The decision of the Central Bank of Egypt (CBE) to raise interest rates by 2% on Thursday stirred outcry in various economic sectors amid a consensus on the negative decision on the expansion of companies and plans to increase production, as it will increase the cost of bank financing to companies significantly, which may freeze their expansion plans.
Experts predict that the rise in interest rates will also have negative effects on the domestic borrowing cost of the government, where it will lead to increased internal debt burdens as a result of borrowing from domestic banks.
In general, the new interest rates will cause the banks to suffer the same losses in terms of the size of their credit portfolios, which are expected to fall significantly. The stock market may be one of the main beneficiaries of raising interest rates. It will become the least expensive means of financing by increasing the capital of companies or offering new propositions.
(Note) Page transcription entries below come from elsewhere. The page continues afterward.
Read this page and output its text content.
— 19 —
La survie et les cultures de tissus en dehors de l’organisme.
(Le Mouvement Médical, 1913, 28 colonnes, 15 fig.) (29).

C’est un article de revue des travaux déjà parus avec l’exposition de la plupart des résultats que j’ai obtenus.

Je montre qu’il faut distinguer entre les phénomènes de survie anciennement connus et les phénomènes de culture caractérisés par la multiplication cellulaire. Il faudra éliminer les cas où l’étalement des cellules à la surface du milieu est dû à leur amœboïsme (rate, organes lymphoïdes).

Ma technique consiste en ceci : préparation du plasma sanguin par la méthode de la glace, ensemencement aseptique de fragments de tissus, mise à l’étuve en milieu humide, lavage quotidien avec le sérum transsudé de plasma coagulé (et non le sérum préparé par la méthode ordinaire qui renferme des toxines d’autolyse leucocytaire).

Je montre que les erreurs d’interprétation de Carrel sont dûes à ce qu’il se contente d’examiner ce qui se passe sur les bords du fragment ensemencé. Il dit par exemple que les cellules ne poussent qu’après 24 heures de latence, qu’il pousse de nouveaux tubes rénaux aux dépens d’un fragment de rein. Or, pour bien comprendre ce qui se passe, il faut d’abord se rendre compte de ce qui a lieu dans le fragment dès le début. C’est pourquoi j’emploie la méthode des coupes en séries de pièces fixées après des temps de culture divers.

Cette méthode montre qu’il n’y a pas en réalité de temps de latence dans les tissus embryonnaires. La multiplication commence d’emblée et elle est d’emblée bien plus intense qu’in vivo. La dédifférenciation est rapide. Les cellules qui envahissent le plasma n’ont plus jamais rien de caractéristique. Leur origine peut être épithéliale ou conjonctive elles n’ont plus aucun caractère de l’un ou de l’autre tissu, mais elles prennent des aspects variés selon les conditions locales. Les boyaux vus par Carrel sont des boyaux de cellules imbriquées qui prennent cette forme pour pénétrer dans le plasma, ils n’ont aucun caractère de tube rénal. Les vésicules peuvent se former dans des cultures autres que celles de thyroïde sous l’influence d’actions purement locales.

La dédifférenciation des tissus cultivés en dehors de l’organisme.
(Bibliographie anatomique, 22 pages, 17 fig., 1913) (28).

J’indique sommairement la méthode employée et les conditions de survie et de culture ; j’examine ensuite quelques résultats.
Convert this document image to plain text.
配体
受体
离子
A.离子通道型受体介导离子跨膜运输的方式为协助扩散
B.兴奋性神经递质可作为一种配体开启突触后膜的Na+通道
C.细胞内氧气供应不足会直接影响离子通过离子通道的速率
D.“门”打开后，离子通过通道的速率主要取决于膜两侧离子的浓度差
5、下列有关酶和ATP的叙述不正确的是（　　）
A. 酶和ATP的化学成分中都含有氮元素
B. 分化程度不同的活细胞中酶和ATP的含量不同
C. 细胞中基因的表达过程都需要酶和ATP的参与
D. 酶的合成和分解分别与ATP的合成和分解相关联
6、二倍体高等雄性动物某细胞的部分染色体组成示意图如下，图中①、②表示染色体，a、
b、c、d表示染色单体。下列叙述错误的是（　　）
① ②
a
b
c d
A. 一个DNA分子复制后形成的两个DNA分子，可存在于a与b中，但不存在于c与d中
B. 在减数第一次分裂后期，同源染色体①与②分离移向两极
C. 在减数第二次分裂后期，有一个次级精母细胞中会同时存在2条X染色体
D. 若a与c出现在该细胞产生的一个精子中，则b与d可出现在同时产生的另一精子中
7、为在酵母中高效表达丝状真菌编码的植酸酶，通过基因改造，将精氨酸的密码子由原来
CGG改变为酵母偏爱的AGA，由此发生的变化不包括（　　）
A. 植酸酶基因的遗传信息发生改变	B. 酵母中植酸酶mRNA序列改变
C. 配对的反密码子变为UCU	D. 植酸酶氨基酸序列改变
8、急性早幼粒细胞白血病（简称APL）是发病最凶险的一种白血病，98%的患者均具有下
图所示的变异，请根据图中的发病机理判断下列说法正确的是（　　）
Experts also ruled out that the interest hike could be a solution to curb inflation, especially as the current inflation waves in the country are not due to the high purchasing power of citizens, but rather the result of the depreciation of the local currency against the dollar, which raised production costs. Hence, the CBE will not work on attracting surplus liquidity and savings into saving vessels to reduce cash among citizens and ease demand on services and goods, something the CBE has stressed.
Radwa El-Swaify, head of research at Pharos Holding, said that hiking interest rates is not in line with the prevailing economic situation in the country. She explained that the reason for inflation is not because demand is higher than supply, but because of the high cost to manufacturers, which is passed on to consumers.
She pointed out that raising the interest rate will not yield positive results at the present time, but that it will have a negative effect, including the decline in foreign investments in treasury bills and bonds because the increase in interest means, in their view, a similar increase in risk.
She explained that the solution lies in maintaining current interest rates and not resorting to lifting them from their current limits, as the current interest is very appropriate and does not need any move.
On 6 July 2017, the CBE’s Monetary Policy Committee (MPC) decided to raise the overnight deposit rate, the overnight lending rate, and the rate of the CBE’s main operation by 200 basis points (2%) to 18.75%, 19.75%, and 19.25% respectively. The discount rate was also raised by 200 basis points to 19.25%.
The CBE stated that the decision aims to mitigate the side effects caused by high prices of fuel and electricity, as well as the rise in the value-added tax (VAT).